Вечером вторых суток на него наткнулась группа войсковой разведки.
Где-то, теперь уже в тылу, который еще два дня назад был передним краем, капитан снял трубку полевого телефона.
- Докладываю. Так точно. Еще жив, товарищ полковник.
============
Вот уже несколько лет один и тот же, часто повторяющийся сон - четкий, яркий словно наяву. Кладбище за высоким кирпичным забором, украшенным по верху поржавевшими металлическими завитушками. Полная тишина и безлюдье, ни живой души вокруг. Выложенная потрескавшимися каменными плитами дорожка, ведущая к железным воротам. Сквозь решетку ворот всегда было видно деревья и противоположную стену ограды - кладбище было совсем небольшим, узким и длинным. И кругом памятники - декабристам, революционерам, другим когда-то знаменитым, а теперь напрочь забытым людям; монументы, обнесенные цепями, с штурвалами и якорями; склепы, поросшие мхом. Здесь всегда было чуть пасмурно, и всегда начинался первый день осени, с пожелтевшей травой и листьями, которые ветерок гонял по каменным плитам. Кладбище не пугало.
Оно снилось ему часто, особенно перед боем или зачисткой, когда спать оставалось немного - час, полтора. Но еще ни разу во сне он не смог войти внутрь, потому что ворота всегда были закрыты, и (просыпаясь, он помнил это особенно хорошо) заперты на огромный висячий замок, да еще обмотаны поверху ржавой цепью.
В этот раз он увидел, что ворота распахнуты настежь.
- Товарищ старшина, вставайте...
Он вскочил на ноги еще до того, как проснулся окончательно. Хрустнул суставами, потянулся к автомату. Сон не забывался, но Степан усилием воли заставил себя не думать о нем, отодвинул в самый дальний угол сознания мысли о распахнутых воротах. Почему - распахнутых? Стоп.
Он зевнул и посмотрел на Сашку Конюхова, державшего в руках ремень с кобурой. Застегнул пряжку, поправил кобуру, привычно почувствовав тяжесть парабеллума. И только глянув на длинный, наспех сколоченный стол, заваленный консервными банками, уставленный кружками и бутылками, проснулся окончательно.
- Н-да... Погуляли вчера, не посрамили Особого взвода, нечего сказать. Санька, где наши?
- Все здесь, кто чем занимается. Оружие чистят, дырки штопают. Альвы как всегда... ножи точат, - Конюхов махнул рукой вдоль улицы, заваленной грудами закопченного битого кирпича. Уцелевшие дома слепо таращились оконными проемами. - Только Никифоров ни свет ни заря куда-то потащился. Хочу, говорит, сфотографироваться у этих, как их... Бранденбургских ворот, что ли.
- Грамотный, - хмыкнул Нефедов, туго затягивая шнурки на высоких ботинках, - откуда только знает про ворота, бурят хитромудрый?
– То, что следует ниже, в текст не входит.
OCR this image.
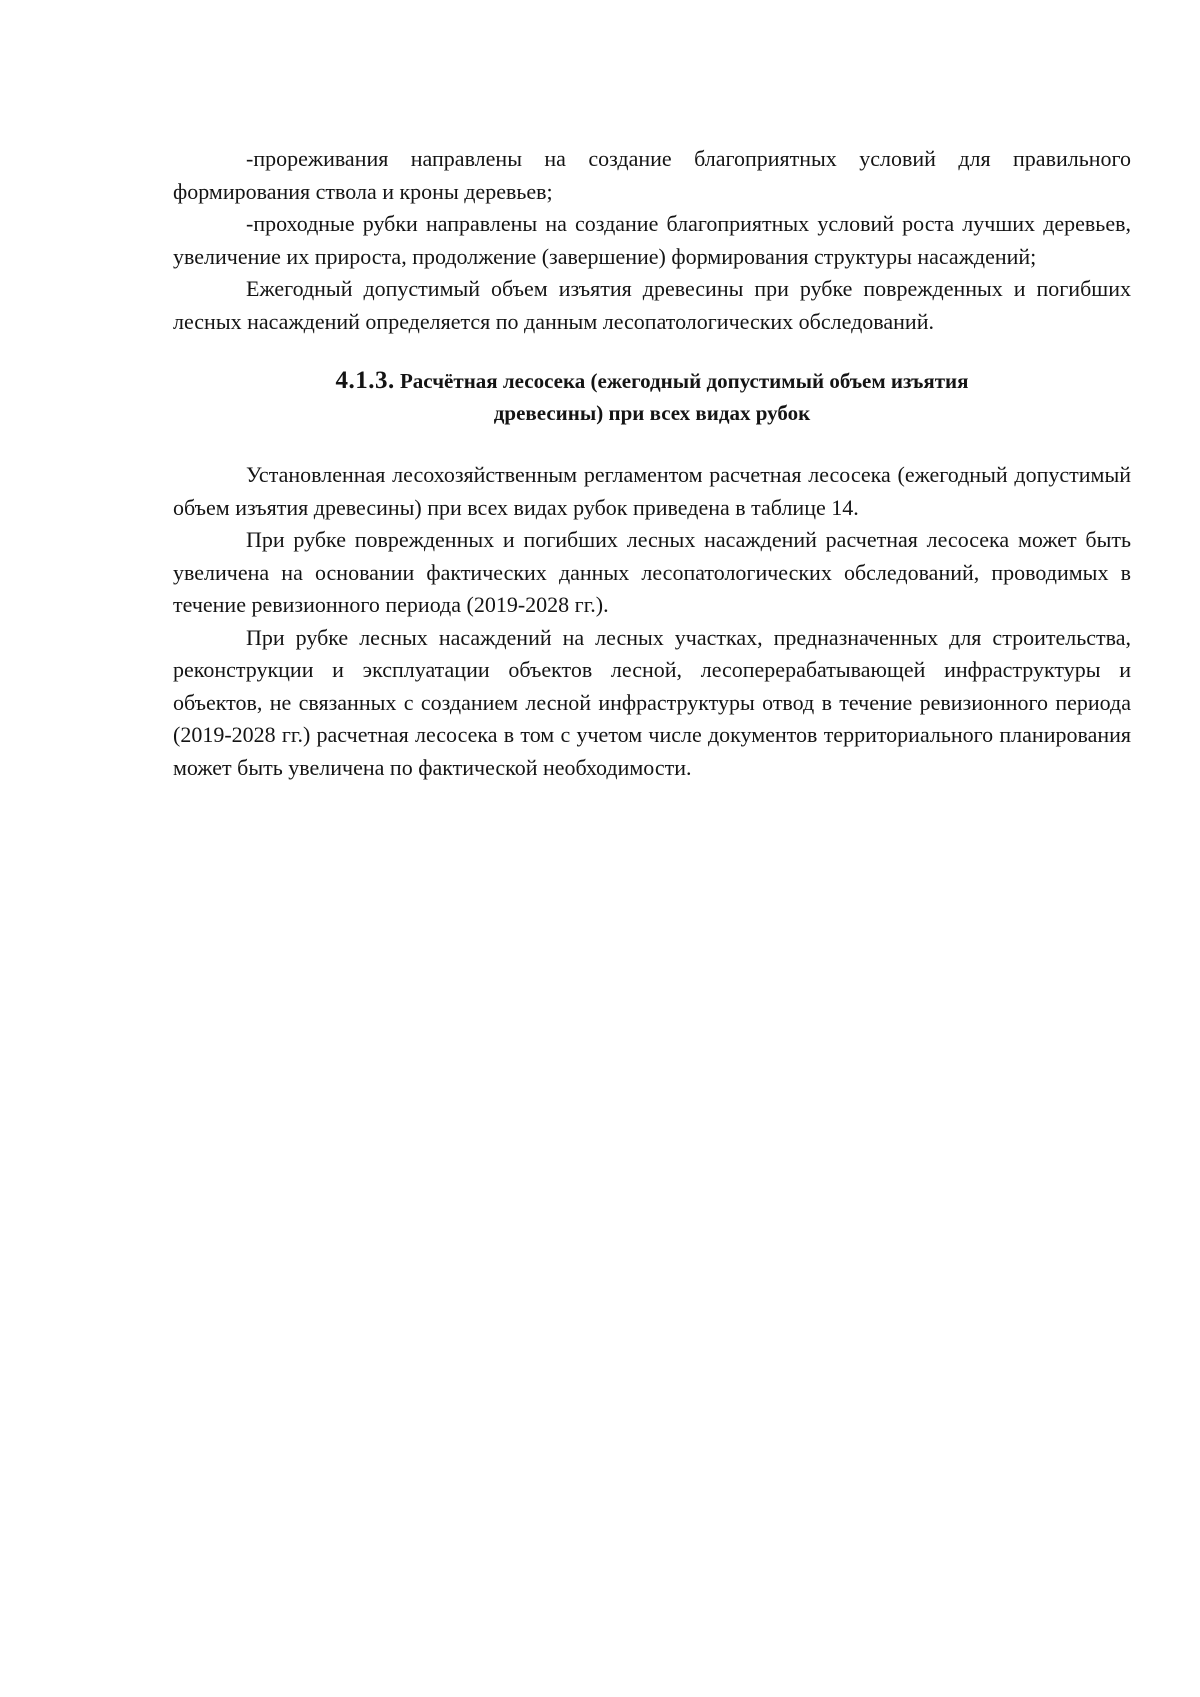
-прореживания направлены на создание благоприятных условий для правильного формирования ствола и кроны деревьев;

-проходные рубки направлены на создание благоприятных условий роста лучших деревьев, увеличение их прироста, продолжение (завершение) формирования структуры насаждений;

Ежегодный допустимый объем изъятия древесины при рубке поврежденных и погибших лесных насаждений определяется по данным лесопатологических обследований.

4.1.3. Расчётная лесосека (ежегодный допустимый объем изъятия
древесины) при всех видах рубок

Установленная лесохозяйственным регламентом расчетная лесосека (ежегодный допустимый объем изъятия древесины) при всех видах рубок приведена в таблице 14.

При рубке поврежденных и погибших лесных насаждений расчетная лесосека может быть увеличена на основании фактических данных лесопатологических обследований, проводимых в течение ревизионного периода (2019-2028 гг.).

При рубке лесных насаждений на лесных участках, предназначенных для строительства, реконструкции и эксплуатации объектов лесной, лесоперерабатывающей инфраструктуры и объектов, не связанных с созданием лесной инфраструктуры отвод в течение ревизионного периода (2019-2028 гг.) расчетная лесосека в том с учетом числе документов территориального планирования может быть увеличена по фактической необходимости.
- Так они вчера альбом притащили, уже за полночь. Капитан переводчиков с ними, поддатый тоже. Говорит, название "Все виды Берлина". Вот они вчера и спорили, кому что больше из этих видов нравится. Сошлись на том, что у нас лучше.
Конюхов улыбнулся, сверкнул белыми зубами.
- У нас-то? Конечно лучше, - уверенно сказал Нефедов, и тут же построжал лицом. - Никто вчера не напился?
- Ни синь-пороху! - мотнул головой Санька. Два ордена Славы на его гимнастерке тонко звякнули, зацепив друг друга. - Ну... капитана, правда, пришлось унести, прямо в кузове положили. Обезножел от спирта. А наши все с понятием, уже с утра на ногах. Вас будить не хотели, но посыльный из штаба армии за вами...
- Тьфу! - Степан досадливо поморщился. - Чего раньше не сказал?
- Виноват, - сержант произнес это таким тоном, что было ясно - виноватым он себя не считает совершенно, - только сейчас-то зачем спозаранку тревожить?
- Ладно.
Конюхов помолчал, и когда старшина уже собрался идти, вдруг спросил:
- Степан, слушай... Неужели - все? А? Кончилась война?
Нефедов поглядел на него светлыми холодными глазами.
- В штабе, Саша, виднее.
* * *
Подвал, где находился штаб, выглядел аккуратно - должно быть потому, что располагался в одном из домов, который почти все снаряды и бомбы каким-то чудом обошли стороной. Старшина козырнул адъютанту, узнавшему его, и вошел, толкнув тяжелую, по-немецки основательную дверь.